After measurement of the resting characteristics of the superficial femoral artery, subjects performed an incremental maximal cycling test. The exercise bout was performed on a leg cycling ergometer (Lode, Angio300, Groningen, The Netherlands), using a multistage protocol. Young men increased their workload by 20 W/min, starting at 20 W, until exhaustion, whereas older men used steps of 10 W/min. Oxygen consumption was measured continuously to determine physical fitness of both groups using a gas analyzer (Jaeger Benelux, Breda, The Netherlands). Peak oxygen consumption (
O2 peak) was analyzed as the mean of the last minute of the maximal exercise test. In addition, blood lactate levels (Roche Diagnostics, Mannheim, Germany) were measured, and heart rate was recorded continuously. Within 3 min after cessation of the exercise test, subjects were placed in the supine position, and an occlusion cuff was inflated to 220 mmHg for 5 min to assess the FMD during the period of local blunted sympathetic responsiveness (Fig. 1). To account for differences in oxygen consumption compared with the previous days, the time of occlusion was adapted to equalize the shear stress stimulus (16). After a resting period of 15 min, NTG was administered to assess the endothelium-independent dilation of the superficial femoral artery. This time window is associated with local postexercise sympatholysis (14).

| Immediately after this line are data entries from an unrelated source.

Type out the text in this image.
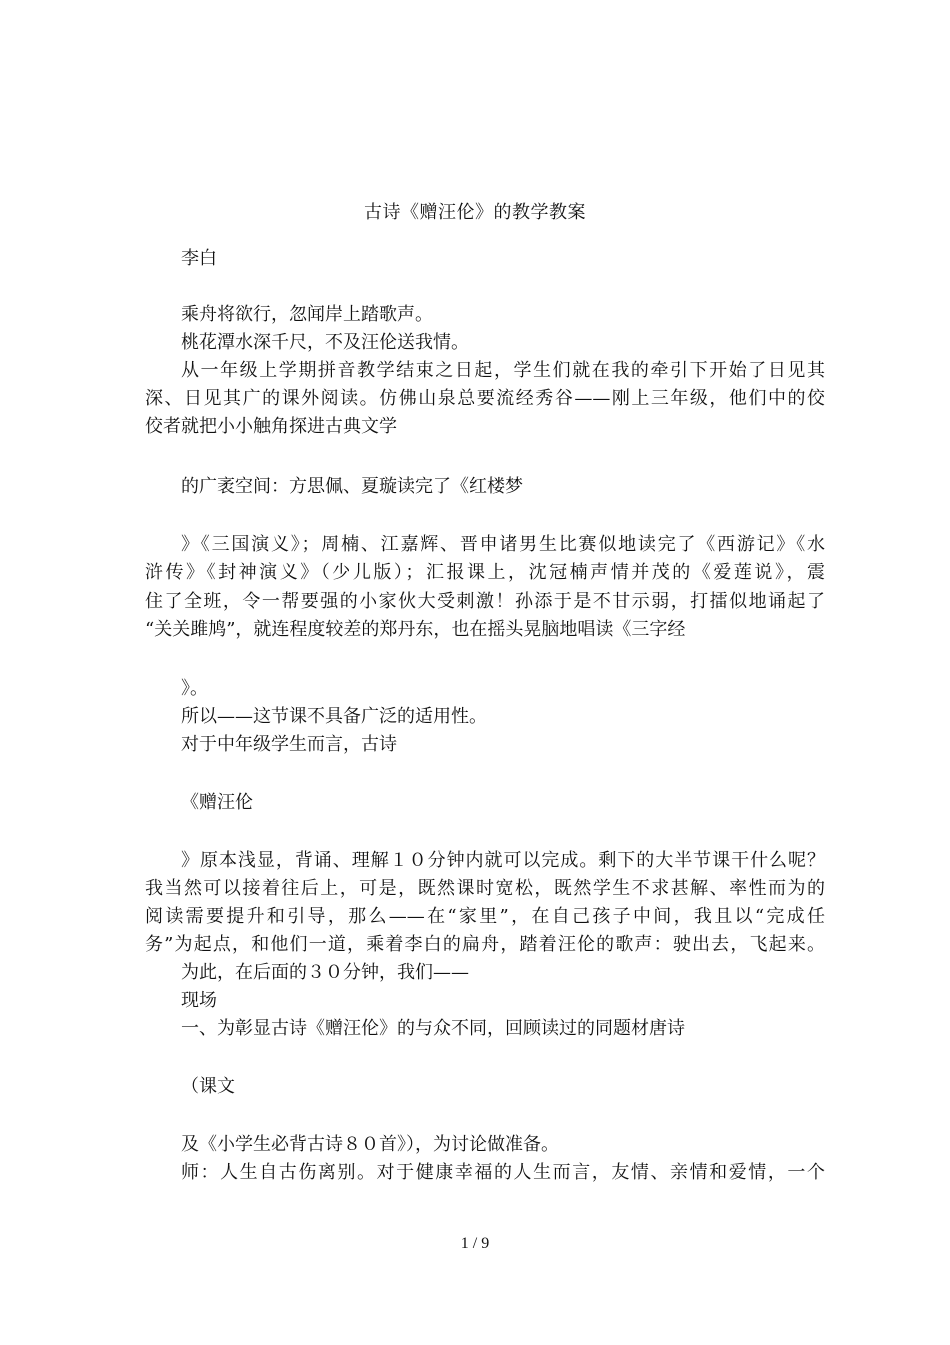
古诗《赠汪伦》的教学教案
李白
乘舟将欲行，忽闻岸上踏歌声。
桃花潭水深千尺，不及汪伦送我情。
从一年级上学期拼音教学结束之日起，学生们就在我的牵引下开始了日见其
深、日见其广的课外阅读。仿佛山泉总要流经秀谷——刚上三年级，他们中的佼
佼者就把小小触角探进古典文学
的广袤空间：方思佩、夏璇读完了《红楼梦
》《三国演义》；周楠、江嘉辉、晋申诸男生比赛似地读完了《西游记》《水
浒传》《封神演义》（少儿版）；汇报课上，沈冠楠声情并茂的《爱莲说》，震
住了全班，令一帮要强的小家伙大受刺激！孙添于是不甘示弱，打擂似地诵起了
“关关雎鸠”，就连程度较差的郑丹东，也在摇头晃脑地唱读《三字经
》。
所以——这节课不具备广泛的适用性。
对于中年级学生而言，古诗
《赠汪伦
》原本浅显，背诵、理解１０分钟内就可以完成。剩下的大半节课干什么呢？
我当然可以接着往后上，可是，既然课时宽松，既然学生不求甚解、率性而为的
阅读需要提升和引导，那么——在“家里”，在自己孩子中间，我且以“完成任
务”为起点，和他们一道，乘着李白的扁舟，踏着汪伦的歌声：驶出去，飞起来。
为此，在后面的３０分钟，我们——
现场
一、为彰显古诗《赠汪伦》的与众不同，回顾读过的同题材唐诗
（课文
及《小学生必背古诗８０首》），为讨论做准备。
师：人生自古伤离别。对于健康幸福的人生而言，友情、亲情和爱情，一个
1 / 9
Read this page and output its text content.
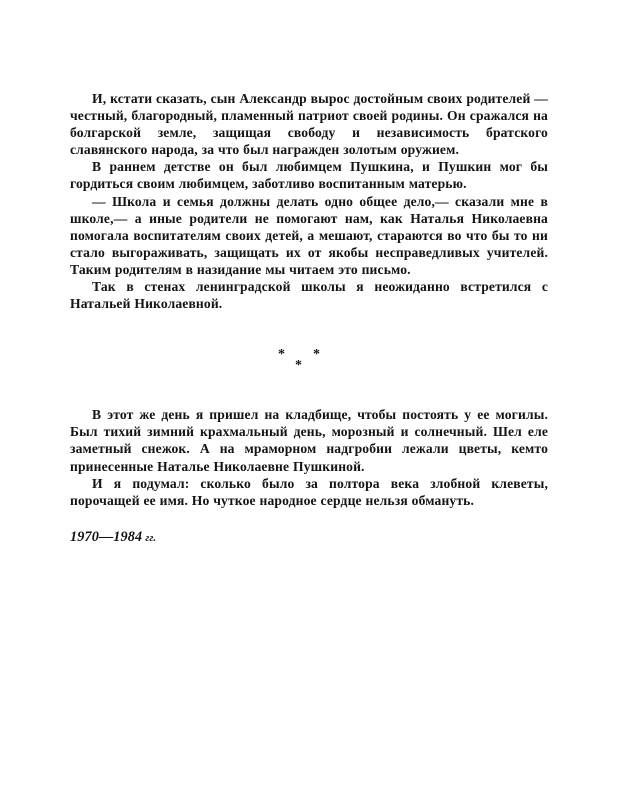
И, кстати сказать, сын Александр вырос достойным своих родителей — честный, благородный, пламенный патриот своей родины. Он сражался на болгарской земле, защищая свободу и независимость братского славянского народа, за что был награжден золотым оружием.

В раннем детстве он был любимцем Пушкина, и Пушкин мог бы гордиться своим любимцем, заботливо воспитанным матерью.

— Школа и семья должны делать одно общее дело,— сказали мне в школе,— а иные родители не помогают нам, как Наталья Николаевна помогала воспитателям своих детей, а мешают, стараются во что бы то ни стало выгораживать, защищать их от якобы несправедливых учителей. Таким родителям в назидание мы читаем это письмо.

Так в стенах ленинградской школы я неожиданно встретился с Натальей Николаевной.

* *
*

В этот же день я пришел на кладбище, чтобы постоять у ее могилы. Был тихий зимний крахмальный день, морозный и солнечный. Шел еле заметный снежок. А на мраморном надгробии лежали цветы, кемто принесенные Наталье Николаевне Пушкиной.

И я подумал: сколько было за полтора века злобной клеветы, порочащей ее имя. Но чуткое народное сердце нельзя обмануть.

1970—1984 гг.
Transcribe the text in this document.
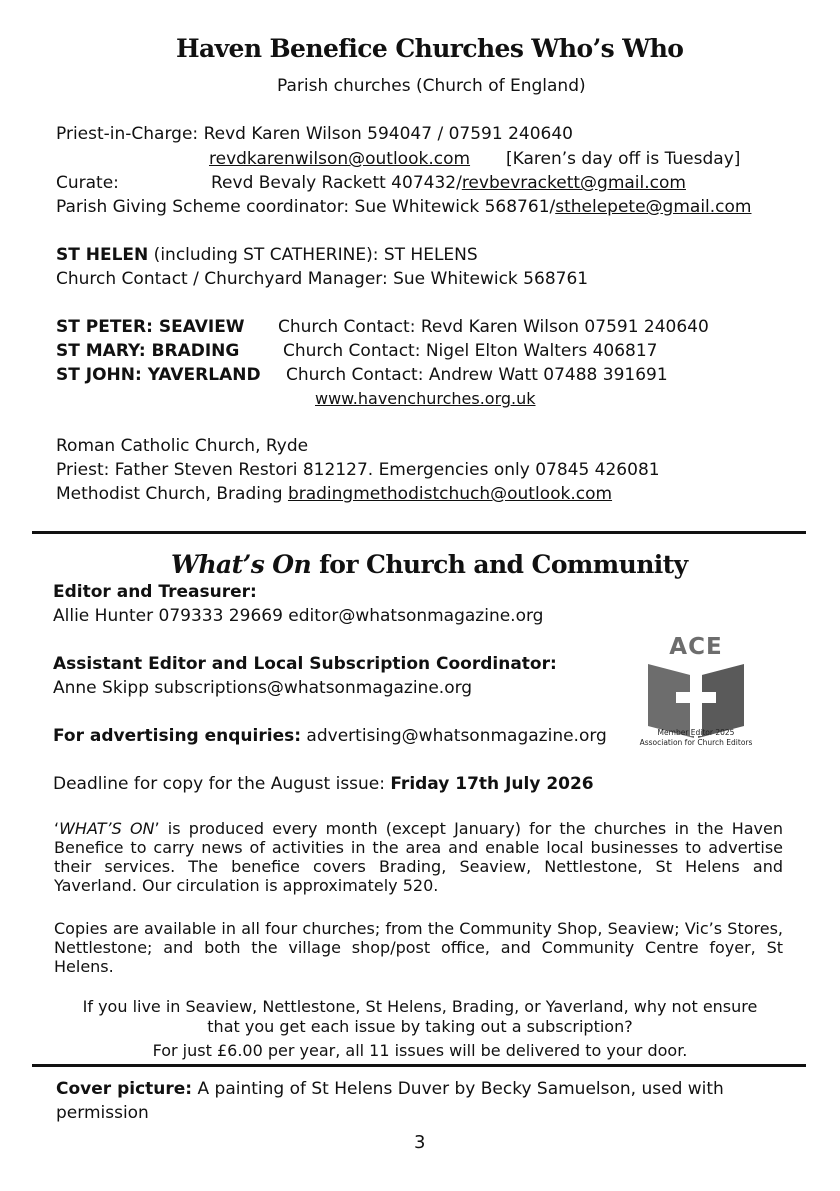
Haven Benefice Churches Who’s Who
Parish churches (Church of England)
Priest-in-Charge: Revd Karen Wilson 594047 / 07591 240640
revdkarenwilson@outlook.com [Karen’s day off is Tuesday]
Curate:	Revd Bevaly Rackett 407432/revbevrackett@gmail.com
Parish Giving Scheme coordinator: Sue Whitewick 568761/sthelepete@gmail.com
ST HELEN (including ST CATHERINE): ST HELENS
Church Contact / Churchyard Manager: Sue Whitewick 568761
ST PETER: SEAVIEW Church Contact: Revd Karen Wilson 07591 240640
ST MARY: BRADING	Church Contact: Nigel Elton Walters 406817
ST JOHN: YAVERLAND Church Contact: Andrew Watt 07488 391691
www.havenchurches.org.uk
Roman Catholic Church, Ryde
Priest: Father Steven Restori 812127. Emergencies only 07845 426081
Methodist Church, Brading bradingmethodistchuch@outlook.com
What’s On for Church and Community
Editor and Treasurer:
Allie Hunter 079333 29669 editor@whatsonmagazine.org
Assistant Editor and Local Subscription Coordinator:
Anne Skipp subscriptions@whatsonmagazine.org
For advertising enquiries: advertising@whatsonmagazine.org
ACE
Member Editor 2025
Association for Church Editors
Deadline for copy for the August issue: Friday 17th July 2026
‘WHAT’S ON’ is produced every month (except January) for the churches in the Haven Benefice to carry news of activities in the area and enable local businesses to advertise their services. The benefice covers Brading, Seaview, Nettlestone, St Helens and Yaverland. Our circulation is approximately 520.
Copies are available in all four churches; from the Community Shop, Seaview; Vic’s Stores, Nettlestone; and both the village shop/post office, and Community Centre foyer, St Helens.
If you live in Seaview, Nettlestone, St Helens, Brading, or Yaverland, why not ensure
that you get each issue by taking out a subscription?
For just £6.00 per year, all 11 issues will be delivered to your door.
Cover picture: A painting of St Helens Duver by Becky Samuelson, used with
permission
3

Day 3: CPT. Experiments performed on day 1 were repeated with addition of the CPT. This is a widely accepted and well-validated model to stimulate the sympathetic nervous system. After 9 min of arterial occlusion, the CPT was started by immersion of the left hand into ice water (4°C) (10, 39) and was continued for 5 min (Fig. 1). Using this protocol, we ensured that maximal sympathetic stimulation, normally present during the initial minutes of the CPT (40), was present during measurement of the FMD. Leg vascular resistance was assessed before and during the CPT. The mean of the three highest values of leg vascular resistance during the CPT was used to calculate the percent change in vascular resistance compared with baseline (20). After a 30-min break, the CPT was also performed in combination with the endothelium-independent dilation. The CPT started 1 min after sublingual administration of NTG. Using this protocol, we ensured that maximal sympathetic stimulation (i.e., initial minutes of the CPT) (40) coincided with the maximal response of NTG (i.e., 36 min after administration) (data not shown).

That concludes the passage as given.